In Young's double slit experiment, the distance between the two coherent sources is ' d ' and the distance between the source and screen is ' D '. When the wavelength ( \(\lambda\) ) of light source used is \(\frac{d^2}{3 D}\), then \(n^{\text {th }}\) dark fringe is observed on the screen, exactly in front of one of the slits.
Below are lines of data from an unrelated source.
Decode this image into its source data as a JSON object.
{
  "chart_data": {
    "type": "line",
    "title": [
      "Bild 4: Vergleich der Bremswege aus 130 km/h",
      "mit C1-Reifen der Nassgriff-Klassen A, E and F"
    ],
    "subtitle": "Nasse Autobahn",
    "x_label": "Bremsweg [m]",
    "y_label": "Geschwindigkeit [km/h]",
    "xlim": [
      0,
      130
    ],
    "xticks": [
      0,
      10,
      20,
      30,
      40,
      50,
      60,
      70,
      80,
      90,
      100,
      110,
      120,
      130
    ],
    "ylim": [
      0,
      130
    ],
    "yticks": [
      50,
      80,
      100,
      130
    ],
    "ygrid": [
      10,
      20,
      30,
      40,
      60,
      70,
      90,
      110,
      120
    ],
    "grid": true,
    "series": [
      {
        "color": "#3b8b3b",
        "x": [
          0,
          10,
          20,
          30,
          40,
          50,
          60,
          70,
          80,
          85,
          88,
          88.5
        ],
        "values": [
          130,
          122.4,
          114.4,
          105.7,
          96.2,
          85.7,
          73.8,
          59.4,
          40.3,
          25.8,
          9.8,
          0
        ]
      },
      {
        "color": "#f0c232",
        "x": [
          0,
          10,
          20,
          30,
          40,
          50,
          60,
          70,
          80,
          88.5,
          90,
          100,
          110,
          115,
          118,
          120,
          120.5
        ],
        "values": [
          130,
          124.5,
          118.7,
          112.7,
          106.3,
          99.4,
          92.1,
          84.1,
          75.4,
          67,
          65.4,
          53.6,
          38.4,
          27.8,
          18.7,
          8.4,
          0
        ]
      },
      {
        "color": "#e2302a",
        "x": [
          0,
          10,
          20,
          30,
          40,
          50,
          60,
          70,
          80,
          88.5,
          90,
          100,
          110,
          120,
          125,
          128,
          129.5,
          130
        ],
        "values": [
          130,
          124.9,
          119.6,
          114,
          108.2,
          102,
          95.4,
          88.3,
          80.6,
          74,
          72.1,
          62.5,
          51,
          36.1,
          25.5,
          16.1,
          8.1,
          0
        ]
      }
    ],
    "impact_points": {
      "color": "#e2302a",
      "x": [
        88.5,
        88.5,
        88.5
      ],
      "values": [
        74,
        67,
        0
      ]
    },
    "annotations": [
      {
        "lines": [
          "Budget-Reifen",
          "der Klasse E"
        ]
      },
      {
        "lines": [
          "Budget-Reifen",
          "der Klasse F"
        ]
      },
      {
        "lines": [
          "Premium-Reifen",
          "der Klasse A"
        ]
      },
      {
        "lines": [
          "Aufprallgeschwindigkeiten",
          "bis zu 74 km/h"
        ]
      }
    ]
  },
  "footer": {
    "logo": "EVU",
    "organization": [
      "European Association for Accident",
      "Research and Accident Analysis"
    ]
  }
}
The value of ' \(n\) ' is

\(\begin{aligned} \mathrm{S}_2 \mathrm{P} & =\left(\mathrm{D}^2+\mathrm{d}^2\right)^{1 / 2} \\ & =\mathrm{D}\left[1+\frac{\mathrm{d}^2}{\mathrm{D}^2}\right]^{1 / 2}\end{aligned}\)

Using binomial equation,
\(\begin{aligned}
& \mathrm{S}_2 \mathrm{P}=\mathrm{D}\left[1+\frac{1}{2} \frac{\mathrm{~d}^2}{\mathrm{D}^2}\right]^{1 / 2}=\mathrm{D}+\frac{\mathrm{d}^2}{2 \mathrm{D}} \\
& \Rightarrow \text { Path difference }=\frac{\mathrm{d}^2}{2 \mathrm{D}}
\end{aligned}\)
For dark fringe, \(\frac{\mathrm{d}^2}{2 \mathrm{D}}=(2 \mathrm{n}-1) \frac{\lambda}{2}\)
\(\begin{aligned} & \therefore \quad \frac{\mathrm{d}^2}{2 \mathrm{D}}=(2 \mathrm{n}-1) \frac{\mathrm{d}^2}{6 \mathrm{D}} \\ & \therefore \quad 2 \mathrm{n}-1=3 \\ & \therefore \quad n=2\end{aligned}\)